MICHAEL THOMPSON

Published on
Posted under
Better Living

To Feel Fulfilled, Stop Making Your Life So Damn Convenient

Authors

“If your priority in life is happiness, don’t have kids. If you want to be fulfilled though, you should absolutely have kids.”

I’ve heard this thought a few times. As someone who has lived 36 years without kids, as well as seven years as a parent, I agree.

Sure, there are days when for 23 hours I don’t look very happy. Depending on when you catch me, I may appear downright miserable. But nothing I’ve experienced in life compares to when the 24th-hour strikes just right. 

The grabbing of your thumb while laying in bed on a teary night.
A big brother dusting off a little brother after a fight. 
Or, simply, when out of the blue they say — “I love you!”

I’m guessing other parents can relate. 

Having kids can be a pain in the ass. 

But the best things in life always are.

Challenges will always trump convenience in the pursuit of fulfillment

I was talking to my friend who’s a mother of three. Like most parents, she remembers not being a parent. She also remembers being a kid herself. Growing up, like me, she didn’t get instructions on what to make with her legos. It was up to her to put one block on top of the other to turn her mental images into reality.

It’s funny how one passing thought can hit you. I don’t want my kids to make a perfect lego dinosaur or helicopter by following instructions designed by someone who gets paid to make their life easier. 

I want them to treat their curiosity as their primary responsibility. 

I want them to make their own dinosaurs, helicopters, and especially, their own green lights in life. 

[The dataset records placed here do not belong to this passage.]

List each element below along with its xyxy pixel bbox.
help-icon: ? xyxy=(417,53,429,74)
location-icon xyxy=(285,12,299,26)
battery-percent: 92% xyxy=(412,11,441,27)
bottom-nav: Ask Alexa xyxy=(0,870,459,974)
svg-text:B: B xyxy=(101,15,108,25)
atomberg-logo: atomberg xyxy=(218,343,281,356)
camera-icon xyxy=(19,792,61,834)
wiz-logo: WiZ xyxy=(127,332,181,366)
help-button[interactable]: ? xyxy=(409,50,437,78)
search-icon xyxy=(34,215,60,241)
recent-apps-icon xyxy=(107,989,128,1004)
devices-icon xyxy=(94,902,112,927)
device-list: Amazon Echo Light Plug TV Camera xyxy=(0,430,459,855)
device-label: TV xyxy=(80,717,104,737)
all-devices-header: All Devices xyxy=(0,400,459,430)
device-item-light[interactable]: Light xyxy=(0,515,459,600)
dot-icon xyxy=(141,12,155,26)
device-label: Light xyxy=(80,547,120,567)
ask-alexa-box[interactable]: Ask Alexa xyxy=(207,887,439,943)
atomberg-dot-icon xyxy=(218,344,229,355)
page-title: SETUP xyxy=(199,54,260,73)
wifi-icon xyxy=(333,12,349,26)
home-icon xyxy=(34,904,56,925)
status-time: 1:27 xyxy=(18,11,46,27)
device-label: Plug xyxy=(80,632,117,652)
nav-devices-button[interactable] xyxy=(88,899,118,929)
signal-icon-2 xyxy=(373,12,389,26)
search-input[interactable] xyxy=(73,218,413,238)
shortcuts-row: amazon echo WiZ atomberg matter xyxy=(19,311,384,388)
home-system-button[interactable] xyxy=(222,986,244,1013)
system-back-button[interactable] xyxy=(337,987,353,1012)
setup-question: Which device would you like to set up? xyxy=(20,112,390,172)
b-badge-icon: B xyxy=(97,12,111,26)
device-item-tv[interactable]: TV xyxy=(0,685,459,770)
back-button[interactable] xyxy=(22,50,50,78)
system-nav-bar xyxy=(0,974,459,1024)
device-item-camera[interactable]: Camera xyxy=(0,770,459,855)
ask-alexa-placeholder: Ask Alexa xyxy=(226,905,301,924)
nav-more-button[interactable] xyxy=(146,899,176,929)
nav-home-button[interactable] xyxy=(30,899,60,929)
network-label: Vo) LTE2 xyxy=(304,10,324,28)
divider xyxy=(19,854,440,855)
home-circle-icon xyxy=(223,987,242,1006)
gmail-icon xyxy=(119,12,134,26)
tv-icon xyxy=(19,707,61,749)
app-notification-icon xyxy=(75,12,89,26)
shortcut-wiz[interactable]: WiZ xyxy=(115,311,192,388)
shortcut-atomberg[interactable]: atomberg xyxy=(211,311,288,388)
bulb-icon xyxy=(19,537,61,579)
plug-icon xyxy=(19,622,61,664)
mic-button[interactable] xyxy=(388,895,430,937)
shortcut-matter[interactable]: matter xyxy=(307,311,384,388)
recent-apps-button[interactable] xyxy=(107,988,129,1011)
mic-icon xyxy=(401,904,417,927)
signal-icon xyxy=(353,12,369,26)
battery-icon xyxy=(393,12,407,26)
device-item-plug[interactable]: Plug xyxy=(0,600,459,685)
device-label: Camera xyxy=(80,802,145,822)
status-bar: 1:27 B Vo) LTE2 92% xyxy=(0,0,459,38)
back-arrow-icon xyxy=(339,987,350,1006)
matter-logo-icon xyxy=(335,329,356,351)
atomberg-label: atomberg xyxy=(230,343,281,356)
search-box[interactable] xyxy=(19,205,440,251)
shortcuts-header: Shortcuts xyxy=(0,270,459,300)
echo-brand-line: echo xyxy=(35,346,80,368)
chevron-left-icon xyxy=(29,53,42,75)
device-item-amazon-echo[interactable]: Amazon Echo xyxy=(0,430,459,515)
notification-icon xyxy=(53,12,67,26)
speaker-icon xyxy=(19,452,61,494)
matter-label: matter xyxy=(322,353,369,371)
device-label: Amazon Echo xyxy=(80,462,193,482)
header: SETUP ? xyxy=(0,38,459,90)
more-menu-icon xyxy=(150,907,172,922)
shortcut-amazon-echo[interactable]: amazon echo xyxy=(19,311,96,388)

Most of all, I want to see them be willing and eager to face a struggle.

My favorite creations of theirs, the ones we have hanging on our wall, are when they had an idea, wrestled with it, and created something uniquely their own while biting their tongue. 

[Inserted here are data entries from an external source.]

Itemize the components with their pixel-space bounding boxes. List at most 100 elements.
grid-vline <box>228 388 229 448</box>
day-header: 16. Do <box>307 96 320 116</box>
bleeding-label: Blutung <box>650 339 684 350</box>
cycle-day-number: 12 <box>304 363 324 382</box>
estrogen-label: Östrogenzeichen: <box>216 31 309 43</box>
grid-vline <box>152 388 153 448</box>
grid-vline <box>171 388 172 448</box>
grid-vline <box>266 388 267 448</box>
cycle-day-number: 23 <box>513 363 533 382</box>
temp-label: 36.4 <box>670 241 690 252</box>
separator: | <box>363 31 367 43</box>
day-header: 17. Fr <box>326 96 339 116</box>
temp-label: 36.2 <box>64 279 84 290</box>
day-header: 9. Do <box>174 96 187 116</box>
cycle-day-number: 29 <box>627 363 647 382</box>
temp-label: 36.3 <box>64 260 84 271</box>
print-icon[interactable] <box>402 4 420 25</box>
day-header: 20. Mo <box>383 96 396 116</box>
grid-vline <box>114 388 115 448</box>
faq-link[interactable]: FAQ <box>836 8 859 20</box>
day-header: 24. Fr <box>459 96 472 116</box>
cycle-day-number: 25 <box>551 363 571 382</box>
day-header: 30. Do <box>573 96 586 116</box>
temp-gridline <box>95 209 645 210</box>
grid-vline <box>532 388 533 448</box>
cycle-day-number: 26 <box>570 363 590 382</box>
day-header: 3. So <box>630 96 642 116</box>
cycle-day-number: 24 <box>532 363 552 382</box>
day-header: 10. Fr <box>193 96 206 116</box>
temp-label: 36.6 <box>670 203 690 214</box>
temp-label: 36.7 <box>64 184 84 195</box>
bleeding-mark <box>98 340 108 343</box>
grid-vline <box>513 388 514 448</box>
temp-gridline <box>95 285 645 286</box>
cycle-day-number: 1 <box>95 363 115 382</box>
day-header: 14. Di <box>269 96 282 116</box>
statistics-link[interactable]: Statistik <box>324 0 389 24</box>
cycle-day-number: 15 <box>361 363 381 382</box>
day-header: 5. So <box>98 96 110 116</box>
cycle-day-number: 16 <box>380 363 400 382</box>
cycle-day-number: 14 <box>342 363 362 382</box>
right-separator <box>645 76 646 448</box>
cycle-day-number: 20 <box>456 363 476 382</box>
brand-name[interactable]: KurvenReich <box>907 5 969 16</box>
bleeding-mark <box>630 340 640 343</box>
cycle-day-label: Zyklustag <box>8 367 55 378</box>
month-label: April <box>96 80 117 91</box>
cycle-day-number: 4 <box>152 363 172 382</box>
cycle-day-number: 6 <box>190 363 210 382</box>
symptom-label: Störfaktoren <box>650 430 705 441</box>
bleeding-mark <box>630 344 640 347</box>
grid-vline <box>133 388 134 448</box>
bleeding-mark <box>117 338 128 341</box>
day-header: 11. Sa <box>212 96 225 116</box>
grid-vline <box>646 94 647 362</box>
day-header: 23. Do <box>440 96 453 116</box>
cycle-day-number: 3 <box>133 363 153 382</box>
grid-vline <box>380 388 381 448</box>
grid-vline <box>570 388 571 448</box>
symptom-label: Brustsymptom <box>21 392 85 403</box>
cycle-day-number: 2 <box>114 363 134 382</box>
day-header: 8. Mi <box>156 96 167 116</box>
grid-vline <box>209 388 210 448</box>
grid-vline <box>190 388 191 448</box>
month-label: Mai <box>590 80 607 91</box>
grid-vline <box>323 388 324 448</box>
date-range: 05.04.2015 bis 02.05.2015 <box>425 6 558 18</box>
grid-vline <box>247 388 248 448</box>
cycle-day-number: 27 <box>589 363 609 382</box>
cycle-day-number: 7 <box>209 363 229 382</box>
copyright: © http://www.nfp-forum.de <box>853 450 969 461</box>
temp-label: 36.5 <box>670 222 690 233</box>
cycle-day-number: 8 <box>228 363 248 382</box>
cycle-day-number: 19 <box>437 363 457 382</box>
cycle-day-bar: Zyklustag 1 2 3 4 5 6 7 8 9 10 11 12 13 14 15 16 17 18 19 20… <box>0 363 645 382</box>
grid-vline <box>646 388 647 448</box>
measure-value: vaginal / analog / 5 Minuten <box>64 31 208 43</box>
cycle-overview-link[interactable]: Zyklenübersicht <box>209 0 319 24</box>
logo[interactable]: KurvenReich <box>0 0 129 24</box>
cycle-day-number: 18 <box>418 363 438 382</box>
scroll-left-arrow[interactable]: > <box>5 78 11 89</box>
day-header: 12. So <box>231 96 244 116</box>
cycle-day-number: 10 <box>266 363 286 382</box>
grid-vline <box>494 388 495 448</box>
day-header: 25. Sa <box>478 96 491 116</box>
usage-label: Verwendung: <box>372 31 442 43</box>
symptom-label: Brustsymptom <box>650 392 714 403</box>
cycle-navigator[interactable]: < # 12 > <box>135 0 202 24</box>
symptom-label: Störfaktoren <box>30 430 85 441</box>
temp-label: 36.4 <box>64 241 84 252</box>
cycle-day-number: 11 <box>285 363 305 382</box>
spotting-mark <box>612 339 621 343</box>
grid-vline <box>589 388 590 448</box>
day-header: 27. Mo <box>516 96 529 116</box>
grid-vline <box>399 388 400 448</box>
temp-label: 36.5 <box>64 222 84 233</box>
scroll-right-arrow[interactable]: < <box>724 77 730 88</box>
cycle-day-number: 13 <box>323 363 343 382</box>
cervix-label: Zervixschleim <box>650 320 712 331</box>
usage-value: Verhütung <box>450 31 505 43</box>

To the outside eye, their creations may not make sense. There are tears on some and eraser marks on others. To their young minds though, making their art without instructions is their way of making sense of the world and their role in it.

Thoughts of Japan from a then 4-year-old

Think about your own favorite creations and memories.

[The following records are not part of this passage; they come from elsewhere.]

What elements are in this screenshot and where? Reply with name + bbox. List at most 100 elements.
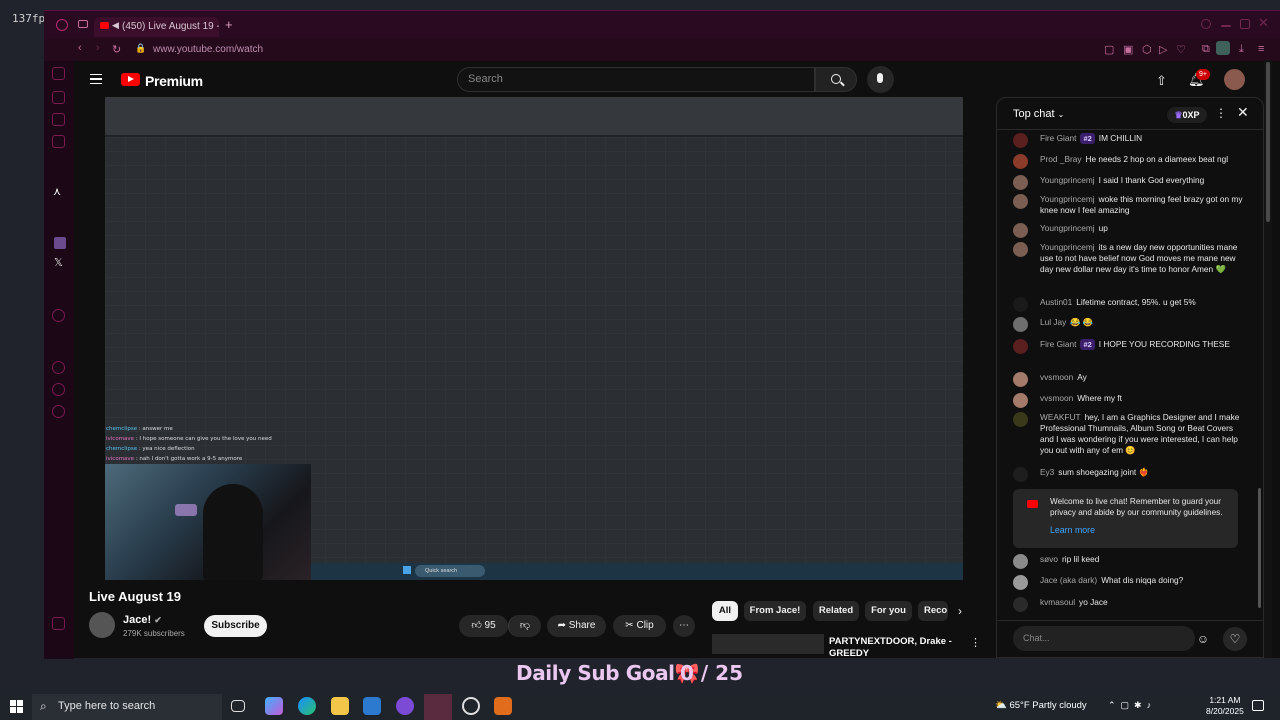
recommendation-menu-icon[interactable]: ⋮ bbox=[970, 636, 981, 649]
maximize-button[interactable] bbox=[1240, 19, 1250, 29]
voice-search-button[interactable] bbox=[867, 66, 894, 93]
reload-icon[interactable]: ↻ bbox=[112, 43, 121, 56]
youtube-premium-label[interactable]: Premium bbox=[145, 73, 203, 89]
tab-youtube[interactable]: ◀ (450) Live August 19 - bbox=[94, 17, 219, 37]
heart-icon[interactable]: ♡ bbox=[1176, 43, 1186, 56]
chat-author-name[interactable]: Youngprincemj bbox=[1040, 242, 1095, 252]
snapshot-icon[interactable]: ▣ bbox=[1123, 43, 1133, 56]
dislike-button[interactable]: 👎︎ bbox=[508, 615, 541, 637]
chat-author-avatar[interactable] bbox=[1013, 297, 1028, 312]
file-explorer-icon[interactable] bbox=[331, 697, 349, 715]
sidebar-settings-icon[interactable] bbox=[52, 405, 65, 418]
chat-author-name[interactable]: WEAKFUT bbox=[1040, 412, 1081, 422]
minimize-button[interactable] bbox=[1221, 25, 1231, 27]
search-input[interactable]: Search bbox=[457, 67, 815, 92]
copilot-icon[interactable] bbox=[265, 697, 283, 715]
chat-author-avatar[interactable] bbox=[1013, 467, 1028, 482]
sidebar-home-icon[interactable] bbox=[52, 67, 65, 80]
chip-recently-uploaded[interactable]: Reco bbox=[918, 601, 948, 621]
chip-all[interactable]: All bbox=[712, 601, 738, 621]
back-icon[interactable]: ‹ bbox=[78, 42, 82, 54]
search-tabs-icon[interactable] bbox=[1201, 19, 1211, 29]
emoji-icon[interactable]: ☺ bbox=[1193, 629, 1213, 649]
chat-author-name[interactable]: Ey3 bbox=[1040, 467, 1054, 477]
account-avatar[interactable] bbox=[1224, 69, 1245, 90]
chips-next-icon[interactable]: › bbox=[958, 604, 962, 618]
chat-author-name[interactable]: Fire Giant bbox=[1040, 133, 1076, 143]
sidebar-aria-icon[interactable]: ⋏ bbox=[53, 185, 61, 198]
chip-related[interactable]: Related bbox=[813, 601, 859, 621]
taskbar-weather[interactable]: ⛅ 65°F Partly cloudy bbox=[995, 700, 1087, 711]
system-tray-icons[interactable]: ⌃▢✱♪ bbox=[1108, 700, 1156, 711]
windows-start-icon[interactable] bbox=[10, 700, 23, 713]
chat-author-name[interactable]: Jace (aka dark) bbox=[1040, 575, 1097, 585]
taskbar-clock[interactable]: 1:21 AM 8/20/2025 bbox=[1206, 695, 1244, 717]
close-window-button[interactable]: ✕ bbox=[1258, 15, 1269, 31]
chat-author-avatar[interactable] bbox=[1013, 175, 1028, 190]
sidebar-whatsapp-icon[interactable] bbox=[52, 135, 65, 148]
forward-icon[interactable]: › bbox=[96, 42, 100, 54]
chat-author-avatar[interactable] bbox=[1013, 317, 1028, 332]
chat-scrollbar[interactable] bbox=[1258, 488, 1261, 608]
app-icon[interactable] bbox=[462, 697, 480, 715]
fl-studio-icon[interactable] bbox=[494, 697, 512, 715]
close-chat-icon[interactable]: ✕ bbox=[1237, 104, 1249, 121]
chat-author-avatar[interactable] bbox=[1013, 412, 1028, 427]
chat-menu-icon[interactable]: ⋮ bbox=[1215, 106, 1227, 120]
search-button[interactable] bbox=[815, 67, 857, 92]
chat-input[interactable]: Chat... bbox=[1013, 626, 1195, 651]
shield-icon[interactable]: ⬡ bbox=[1142, 43, 1152, 56]
share-button[interactable]: ➦ Share bbox=[547, 615, 606, 637]
sidebar-bookmarks-icon[interactable] bbox=[52, 383, 65, 396]
notification-center-icon[interactable] bbox=[1252, 700, 1264, 711]
new-tab-button[interactable]: + bbox=[225, 17, 233, 32]
top-chat-dropdown[interactable]: Top chat ⌄ bbox=[1013, 108, 1064, 120]
upload-icon[interactable]: ⇧ bbox=[1156, 73, 1167, 89]
xp-badge[interactable]: ♛0XP bbox=[1167, 107, 1207, 123]
chat-author-avatar[interactable] bbox=[1013, 242, 1028, 257]
chat-author-name[interactable]: vvsmoon bbox=[1040, 372, 1073, 382]
tab-overview-icon[interactable] bbox=[78, 20, 88, 28]
learn-more-link[interactable]: Learn more bbox=[1050, 525, 1095, 536]
sidebar-speed-dial-icon[interactable] bbox=[52, 91, 65, 104]
subscribe-button[interactable]: Subscribe bbox=[204, 615, 267, 637]
channel-name[interactable]: Jace! ✔ bbox=[123, 614, 162, 626]
url-field[interactable]: www.youtube.com/watch bbox=[153, 44, 263, 55]
sidebar-x-icon[interactable]: 𝕏 bbox=[54, 256, 63, 269]
hamburger-menu-icon[interactable] bbox=[90, 74, 102, 84]
sidebar-more-icon[interactable] bbox=[52, 617, 65, 630]
recommendation-title[interactable]: PARTYNEXTDOOR, Drake - GREEDY bbox=[829, 636, 969, 656]
chat-author-avatar[interactable] bbox=[1013, 575, 1028, 590]
chat-author-name[interactable]: Youngprincemj bbox=[1040, 223, 1095, 233]
download-icon[interactable]: ⤓ bbox=[1239, 43, 1244, 56]
chat-author-avatar[interactable] bbox=[1013, 554, 1028, 569]
speaker-icon[interactable]: ◀ bbox=[112, 20, 119, 31]
chat-author-name[interactable]: Austin01 bbox=[1040, 297, 1072, 307]
chat-author-avatar[interactable] bbox=[1013, 223, 1028, 238]
chat-author-avatar[interactable] bbox=[1013, 393, 1028, 408]
store-icon[interactable] bbox=[363, 697, 381, 715]
opera-gx-icon[interactable] bbox=[424, 694, 452, 720]
menu-icon[interactable]: ≡ bbox=[1258, 43, 1264, 55]
profile-avatar[interactable] bbox=[1216, 41, 1230, 55]
chat-author-name[interactable]: Fire Giant bbox=[1040, 339, 1076, 349]
chat-author-name[interactable]: Youngprincemj bbox=[1040, 194, 1095, 204]
extension-icon[interactable]: ▢ bbox=[1104, 43, 1114, 56]
chat-author-name[interactable]: Youngprincemj bbox=[1040, 175, 1095, 185]
like-button[interactable]: 👍︎ 95 bbox=[459, 615, 508, 637]
taskbar-search-input[interactable]: ⌕ Type here to search bbox=[32, 694, 222, 720]
chat-author-avatar[interactable] bbox=[1013, 194, 1028, 209]
heart-reaction-icon[interactable]: ♡ bbox=[1223, 627, 1247, 651]
recommendation-thumbnail[interactable] bbox=[712, 634, 824, 654]
chat-author-name[interactable]: søvo bbox=[1040, 554, 1058, 564]
sidebar-history-icon[interactable] bbox=[52, 309, 65, 322]
chat-author-name[interactable]: vvsmoon bbox=[1040, 393, 1073, 403]
chat-author-avatar[interactable] bbox=[1013, 597, 1028, 612]
puzzle-icon[interactable]: ⧉ bbox=[1202, 43, 1210, 56]
more-actions-button[interactable]: ⋯ bbox=[673, 615, 695, 637]
chip-for-you[interactable]: For you bbox=[865, 601, 912, 621]
chat-author-avatar[interactable] bbox=[1013, 154, 1028, 169]
task-view-icon[interactable] bbox=[231, 700, 245, 712]
chat-author-avatar[interactable] bbox=[1013, 133, 1028, 148]
opera-logo-icon[interactable] bbox=[56, 19, 68, 31]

Do they take place when you followed Google maps, arrived on time, and ordered the plate 3,017 people recommended on Yelp only to have Uber take you home without catching a single red light?

Or when you mapped out an article and easily filled in every line without hurting your head or cracking your knuckles?

Or, are they like mine, where you got lost, found, and then lost again only to end up in a place you’d never considered before?

While in these moments, these experiences may not always make me happy. They hurt my head. They test my patience. And, at times, they seriously piss me off.

But looking back, I’ll be damned if they weren’t fulfilling.

And are the very moments that have defined my life, led to doing work I feel is meaningful, as well as paved the way to meet the handful of people in this world I’ll die trying to better love.

It’s in the doing of hard things — and the making of new things — where we meet our potential and create a reality out of the dreams we didn’t even think was possible.

There was no roadmap or instruction manual for how I met my wife. And thank god for that. If there had been, I would have thought twice.

The journey to her started decades ago. Facing challenges that stretched me, rebounding from experiences that devasted me, and making moves that petrified me all played a role in leading me to my rightful home.

The same goes for finding the work I love. 

Up until a few years ago, my job today didn’t even exist. But the world caught up to the skills I honed from the experiences on the confusing road forward. And when you put together the lego blocks I collected, the work I’m doing at this specific moment in time makes perfect sense.

It’s fulfilling because it hurt. 

It’s fulfilling because I never could have guessed the ending. 

Many people today are preaching lifestyle design.

They’re telling you to pursue the kind of freedom where the prize is an empty calendar. 

But is that what you dreamed your life being like when you were a kid? One where someone else’s answers were found in the palm of your hand? 

My guess is you wanted to put out fires, teach or care for others, or fend off the bad guys to save the good ones. 

You wanted to be someone who fought for something and believed in the power of stories where it was up to you to choose your own adventure.

If it’s moments of happiness you’re after, disregard this message and chase away. 

But if it’s fulfillment — a life that goes past beaches, ice cream, and digitally enhanced rainbows — screw the idea of an empty calendar, choose some spaces for personal challenges, and always have something worth fighting for.

A commitment to bruises, callouses, and scars. These are the ingredients to fulfillment. It’s anything but convenient. It demands rejecting the easy path. It demands making a commitment to struggle. It demands making your own dinosaurs out of legos. 

After all, it’s hard to find yourself if you don’t allow yourself to get consistently lost.